Фаза инициации репликации ДНК, как известно, является единственной стадией всего процесса, которая регулируется, причем регулируется, так что удвоение ДНК происходит только один раз в каждом клеточном цикле. В целом механизм регуляции репликации все еще мало понятен, однако результаты ряда генетических и биохимических исследований проливают некоторый свет на основы такой регуляции.
В частности установлено, что на выбор времени начала репликации влияет метилирование ДНК и ее взаимодействие с бактериальной плазматической мембраной. Участок ДНК, в составе локуса oriC, метилируется специфической Dam-метилазой (DNA adenine methylation), которая вводит метильную группу по N6-положению аденина в составе короткого палиндрома (5/)GATC. Следует отметить, что локус oriC E. coli чрезвычайно обогащен последовательностями GATC – в составе 245 пар оснований их насчитывается 11, в то время как средняя встречаемость GATC в хромосоме кишечной палочки не превышает 1 на 256 пар оснований.

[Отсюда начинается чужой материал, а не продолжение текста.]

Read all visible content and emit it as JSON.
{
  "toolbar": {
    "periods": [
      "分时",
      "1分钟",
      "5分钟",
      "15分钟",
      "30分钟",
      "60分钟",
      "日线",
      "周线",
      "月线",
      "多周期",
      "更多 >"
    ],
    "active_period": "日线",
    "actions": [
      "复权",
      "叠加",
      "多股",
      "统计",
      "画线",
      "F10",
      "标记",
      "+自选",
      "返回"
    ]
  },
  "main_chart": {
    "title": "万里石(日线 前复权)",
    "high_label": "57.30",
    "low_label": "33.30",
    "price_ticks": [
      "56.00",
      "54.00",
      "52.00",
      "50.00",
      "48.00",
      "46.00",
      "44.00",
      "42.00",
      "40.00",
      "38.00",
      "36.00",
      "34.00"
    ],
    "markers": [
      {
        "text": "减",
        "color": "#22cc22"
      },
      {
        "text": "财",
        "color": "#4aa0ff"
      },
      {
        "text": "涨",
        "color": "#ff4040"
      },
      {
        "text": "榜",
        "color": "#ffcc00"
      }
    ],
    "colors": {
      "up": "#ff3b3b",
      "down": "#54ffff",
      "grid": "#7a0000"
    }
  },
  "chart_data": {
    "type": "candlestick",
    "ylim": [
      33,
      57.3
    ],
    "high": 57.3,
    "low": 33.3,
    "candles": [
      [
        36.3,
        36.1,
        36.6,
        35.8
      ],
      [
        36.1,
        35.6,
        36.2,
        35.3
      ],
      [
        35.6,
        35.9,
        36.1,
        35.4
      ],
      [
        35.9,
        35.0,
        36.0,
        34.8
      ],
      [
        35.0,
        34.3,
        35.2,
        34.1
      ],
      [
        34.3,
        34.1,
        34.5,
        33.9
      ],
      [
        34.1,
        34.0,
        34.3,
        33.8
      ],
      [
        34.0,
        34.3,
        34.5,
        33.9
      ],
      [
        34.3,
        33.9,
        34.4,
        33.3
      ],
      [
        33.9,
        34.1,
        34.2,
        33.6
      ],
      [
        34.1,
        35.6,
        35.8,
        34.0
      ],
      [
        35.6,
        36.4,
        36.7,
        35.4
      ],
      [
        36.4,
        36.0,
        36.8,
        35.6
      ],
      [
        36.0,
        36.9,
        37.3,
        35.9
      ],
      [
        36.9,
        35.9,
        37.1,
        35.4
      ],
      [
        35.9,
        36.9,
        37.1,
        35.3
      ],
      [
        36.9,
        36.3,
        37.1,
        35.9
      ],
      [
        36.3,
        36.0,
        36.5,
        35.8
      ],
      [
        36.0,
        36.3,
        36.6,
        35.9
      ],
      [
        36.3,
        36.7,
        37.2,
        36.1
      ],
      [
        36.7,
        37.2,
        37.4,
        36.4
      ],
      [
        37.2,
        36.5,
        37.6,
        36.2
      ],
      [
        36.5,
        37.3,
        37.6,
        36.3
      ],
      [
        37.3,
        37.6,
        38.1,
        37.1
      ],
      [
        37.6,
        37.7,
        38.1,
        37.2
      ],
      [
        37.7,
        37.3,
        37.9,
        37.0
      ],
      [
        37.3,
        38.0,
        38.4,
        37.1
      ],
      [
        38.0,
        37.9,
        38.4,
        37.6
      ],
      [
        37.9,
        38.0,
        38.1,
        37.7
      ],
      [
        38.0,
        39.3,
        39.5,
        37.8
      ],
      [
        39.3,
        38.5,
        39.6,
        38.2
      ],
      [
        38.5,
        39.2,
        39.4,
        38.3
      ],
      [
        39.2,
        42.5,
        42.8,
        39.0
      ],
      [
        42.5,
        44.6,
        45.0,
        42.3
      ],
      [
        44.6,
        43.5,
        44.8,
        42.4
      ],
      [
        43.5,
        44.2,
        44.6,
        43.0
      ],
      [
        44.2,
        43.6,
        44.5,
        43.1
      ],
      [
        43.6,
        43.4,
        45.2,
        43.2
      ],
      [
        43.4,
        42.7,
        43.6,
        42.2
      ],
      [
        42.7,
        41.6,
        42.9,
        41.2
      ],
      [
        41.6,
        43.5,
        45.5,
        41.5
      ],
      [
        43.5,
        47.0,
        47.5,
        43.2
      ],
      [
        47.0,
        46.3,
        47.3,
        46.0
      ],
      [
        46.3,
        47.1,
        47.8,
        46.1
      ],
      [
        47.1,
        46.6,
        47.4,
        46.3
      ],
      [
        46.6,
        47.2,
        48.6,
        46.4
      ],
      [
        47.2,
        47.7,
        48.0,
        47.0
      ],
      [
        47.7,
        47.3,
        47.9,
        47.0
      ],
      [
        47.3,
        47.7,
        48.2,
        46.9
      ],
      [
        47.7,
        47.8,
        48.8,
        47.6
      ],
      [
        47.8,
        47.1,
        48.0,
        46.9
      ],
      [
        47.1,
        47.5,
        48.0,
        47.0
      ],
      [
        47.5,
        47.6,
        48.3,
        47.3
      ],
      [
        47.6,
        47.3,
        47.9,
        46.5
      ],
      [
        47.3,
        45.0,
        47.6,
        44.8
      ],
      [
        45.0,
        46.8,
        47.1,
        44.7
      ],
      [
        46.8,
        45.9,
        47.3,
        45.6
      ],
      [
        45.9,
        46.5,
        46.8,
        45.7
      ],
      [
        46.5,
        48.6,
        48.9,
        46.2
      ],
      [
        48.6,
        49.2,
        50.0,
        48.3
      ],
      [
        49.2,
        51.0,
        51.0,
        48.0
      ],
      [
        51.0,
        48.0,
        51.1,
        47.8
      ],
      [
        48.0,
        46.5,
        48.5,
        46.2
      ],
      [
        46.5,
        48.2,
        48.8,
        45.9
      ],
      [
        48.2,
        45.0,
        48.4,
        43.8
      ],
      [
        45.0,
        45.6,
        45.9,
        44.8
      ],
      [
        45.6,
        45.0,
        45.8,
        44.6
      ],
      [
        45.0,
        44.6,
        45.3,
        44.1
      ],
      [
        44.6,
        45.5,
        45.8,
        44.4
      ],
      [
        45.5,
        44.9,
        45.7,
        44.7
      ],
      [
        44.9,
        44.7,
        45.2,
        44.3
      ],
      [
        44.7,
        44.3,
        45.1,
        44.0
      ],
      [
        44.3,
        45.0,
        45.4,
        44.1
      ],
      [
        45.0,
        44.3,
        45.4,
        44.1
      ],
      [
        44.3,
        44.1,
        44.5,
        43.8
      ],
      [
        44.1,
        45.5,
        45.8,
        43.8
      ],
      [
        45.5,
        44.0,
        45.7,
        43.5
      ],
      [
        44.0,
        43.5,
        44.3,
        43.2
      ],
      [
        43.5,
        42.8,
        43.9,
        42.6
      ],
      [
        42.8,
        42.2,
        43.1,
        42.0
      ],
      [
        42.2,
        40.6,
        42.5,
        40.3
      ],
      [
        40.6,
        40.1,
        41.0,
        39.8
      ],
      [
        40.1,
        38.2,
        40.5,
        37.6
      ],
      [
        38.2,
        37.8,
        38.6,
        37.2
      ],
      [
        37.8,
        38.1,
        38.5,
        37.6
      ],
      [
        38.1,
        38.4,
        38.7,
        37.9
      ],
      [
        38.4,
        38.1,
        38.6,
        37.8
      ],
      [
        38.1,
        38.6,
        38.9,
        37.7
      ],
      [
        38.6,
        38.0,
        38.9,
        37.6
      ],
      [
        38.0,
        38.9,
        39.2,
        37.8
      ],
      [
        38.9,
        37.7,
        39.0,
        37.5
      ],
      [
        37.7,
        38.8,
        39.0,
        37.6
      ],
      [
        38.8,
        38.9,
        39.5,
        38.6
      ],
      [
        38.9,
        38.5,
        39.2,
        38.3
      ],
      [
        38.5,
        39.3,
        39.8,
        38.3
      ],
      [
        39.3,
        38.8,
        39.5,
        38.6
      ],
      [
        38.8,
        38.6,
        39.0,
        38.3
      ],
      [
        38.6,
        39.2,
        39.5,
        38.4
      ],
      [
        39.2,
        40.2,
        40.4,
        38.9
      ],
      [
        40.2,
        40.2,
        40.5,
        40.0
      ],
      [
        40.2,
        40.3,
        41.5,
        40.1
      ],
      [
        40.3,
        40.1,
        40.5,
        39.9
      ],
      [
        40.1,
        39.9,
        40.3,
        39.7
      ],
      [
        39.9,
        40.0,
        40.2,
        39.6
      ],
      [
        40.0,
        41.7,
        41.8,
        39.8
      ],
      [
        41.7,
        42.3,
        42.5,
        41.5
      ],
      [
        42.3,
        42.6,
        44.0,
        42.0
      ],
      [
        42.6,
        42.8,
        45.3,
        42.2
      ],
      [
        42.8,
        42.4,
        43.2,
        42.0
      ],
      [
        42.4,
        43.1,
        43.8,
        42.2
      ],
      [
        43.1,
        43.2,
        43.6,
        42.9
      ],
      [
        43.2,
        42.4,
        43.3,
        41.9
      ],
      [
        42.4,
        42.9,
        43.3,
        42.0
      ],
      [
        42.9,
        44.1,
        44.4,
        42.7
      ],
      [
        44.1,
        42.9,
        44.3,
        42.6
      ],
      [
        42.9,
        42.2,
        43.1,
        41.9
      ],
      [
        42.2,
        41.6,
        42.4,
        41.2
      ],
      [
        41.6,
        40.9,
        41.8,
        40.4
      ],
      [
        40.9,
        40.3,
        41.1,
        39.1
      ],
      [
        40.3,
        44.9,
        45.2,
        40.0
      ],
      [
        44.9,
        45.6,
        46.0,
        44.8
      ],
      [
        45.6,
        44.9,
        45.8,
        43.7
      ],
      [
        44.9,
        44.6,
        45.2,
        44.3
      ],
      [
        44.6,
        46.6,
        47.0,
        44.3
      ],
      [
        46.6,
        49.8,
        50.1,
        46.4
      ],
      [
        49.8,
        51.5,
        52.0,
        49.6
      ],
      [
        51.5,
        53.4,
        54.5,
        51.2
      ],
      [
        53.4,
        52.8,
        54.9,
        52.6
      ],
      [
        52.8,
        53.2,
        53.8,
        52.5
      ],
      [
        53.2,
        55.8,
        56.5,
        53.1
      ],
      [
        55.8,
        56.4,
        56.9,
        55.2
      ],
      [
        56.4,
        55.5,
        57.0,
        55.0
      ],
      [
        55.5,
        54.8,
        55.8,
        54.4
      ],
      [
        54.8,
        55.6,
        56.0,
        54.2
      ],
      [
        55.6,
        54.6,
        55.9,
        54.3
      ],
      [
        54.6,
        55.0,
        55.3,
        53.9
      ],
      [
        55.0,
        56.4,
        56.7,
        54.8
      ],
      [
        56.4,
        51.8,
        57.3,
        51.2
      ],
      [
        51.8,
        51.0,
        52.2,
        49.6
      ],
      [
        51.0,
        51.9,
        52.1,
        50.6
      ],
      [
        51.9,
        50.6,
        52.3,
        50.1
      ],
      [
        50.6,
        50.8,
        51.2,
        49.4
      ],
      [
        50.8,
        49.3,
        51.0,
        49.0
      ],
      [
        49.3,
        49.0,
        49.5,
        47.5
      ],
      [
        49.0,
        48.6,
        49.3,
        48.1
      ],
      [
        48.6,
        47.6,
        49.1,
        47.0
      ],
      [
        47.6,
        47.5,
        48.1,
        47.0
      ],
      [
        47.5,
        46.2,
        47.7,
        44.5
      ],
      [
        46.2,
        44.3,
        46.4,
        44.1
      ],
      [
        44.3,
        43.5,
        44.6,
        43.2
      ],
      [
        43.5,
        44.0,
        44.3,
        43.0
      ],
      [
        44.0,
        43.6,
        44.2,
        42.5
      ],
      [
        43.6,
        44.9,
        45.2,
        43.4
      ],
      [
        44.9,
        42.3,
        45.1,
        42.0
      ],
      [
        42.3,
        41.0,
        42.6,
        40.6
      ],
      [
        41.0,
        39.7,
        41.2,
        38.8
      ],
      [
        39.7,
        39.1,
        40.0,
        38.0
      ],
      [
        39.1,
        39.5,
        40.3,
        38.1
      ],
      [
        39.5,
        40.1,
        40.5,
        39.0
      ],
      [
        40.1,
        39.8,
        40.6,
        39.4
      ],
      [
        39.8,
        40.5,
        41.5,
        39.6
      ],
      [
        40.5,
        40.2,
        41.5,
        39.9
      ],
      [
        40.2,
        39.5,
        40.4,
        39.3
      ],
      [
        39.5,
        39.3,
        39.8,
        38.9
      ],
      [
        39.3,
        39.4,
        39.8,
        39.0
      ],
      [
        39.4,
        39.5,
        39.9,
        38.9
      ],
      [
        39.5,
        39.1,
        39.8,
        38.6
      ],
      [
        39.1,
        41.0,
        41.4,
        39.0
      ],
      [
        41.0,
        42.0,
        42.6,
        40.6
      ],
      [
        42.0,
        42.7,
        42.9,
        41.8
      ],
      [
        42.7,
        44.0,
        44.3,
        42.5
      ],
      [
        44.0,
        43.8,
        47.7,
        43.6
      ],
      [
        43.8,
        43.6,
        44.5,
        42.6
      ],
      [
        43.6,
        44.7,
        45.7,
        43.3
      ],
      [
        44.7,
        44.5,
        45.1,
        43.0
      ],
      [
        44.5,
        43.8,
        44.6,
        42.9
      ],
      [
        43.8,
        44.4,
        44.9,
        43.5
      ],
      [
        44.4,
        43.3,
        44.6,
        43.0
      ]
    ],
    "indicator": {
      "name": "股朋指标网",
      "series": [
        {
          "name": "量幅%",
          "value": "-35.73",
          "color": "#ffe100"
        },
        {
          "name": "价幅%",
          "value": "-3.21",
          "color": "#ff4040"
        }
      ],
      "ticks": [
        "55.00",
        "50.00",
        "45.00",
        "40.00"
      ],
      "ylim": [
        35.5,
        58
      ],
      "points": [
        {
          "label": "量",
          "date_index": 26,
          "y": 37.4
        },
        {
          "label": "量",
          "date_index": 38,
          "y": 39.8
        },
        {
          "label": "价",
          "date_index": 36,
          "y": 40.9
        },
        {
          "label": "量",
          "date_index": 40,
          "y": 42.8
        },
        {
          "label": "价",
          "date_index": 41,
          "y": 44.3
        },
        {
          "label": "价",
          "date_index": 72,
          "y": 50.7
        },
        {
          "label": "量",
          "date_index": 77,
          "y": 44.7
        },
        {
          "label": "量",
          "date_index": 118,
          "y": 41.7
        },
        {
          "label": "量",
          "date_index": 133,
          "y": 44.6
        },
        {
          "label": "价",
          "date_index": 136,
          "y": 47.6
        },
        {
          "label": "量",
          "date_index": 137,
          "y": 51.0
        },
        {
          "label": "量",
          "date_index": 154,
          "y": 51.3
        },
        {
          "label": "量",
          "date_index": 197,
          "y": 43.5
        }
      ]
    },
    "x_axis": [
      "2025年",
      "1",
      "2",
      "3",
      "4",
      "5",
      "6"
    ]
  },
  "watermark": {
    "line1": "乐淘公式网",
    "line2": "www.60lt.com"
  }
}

В норме GATC-палиндромы в локусе oriC полностью метилированы. Сразу после удвоения ДНК в точке начала репликации данные участки становятся полуметилированными: родительские цепи остаются метилированными по последовательностям GATC, но вновь синтезированныее дочерние цепи ДНК имеют неметилированные сайты в последовательности GATC. Полуметилированное состояние локуса oriC становится сигналом для его взаимодействия с плазматической мембраной бактериальной клетки и соответственно изолирования этой точки начала репликации от повторной ее активации (правда механизм такого взаимодействия пока не известен). Спустя определенное время последовательность oriC высвобождается из взаимодействия с плазматической мембраной и снова полностью метилируется с участием Dam-метилазы, получая, тем самым, возможность повторно связывать белки dnaA, а, следовательно, активироваться для следующего цикла репликации. В регуляции инициации репликации также определенную роль играет процесс медленного гидролиза АТР под действием белка dnaA, который включается в циклическое превращение его активной (с АТР) и неактивной форм (без АТР) происходящее в интервале времени от 20 до 40 мин.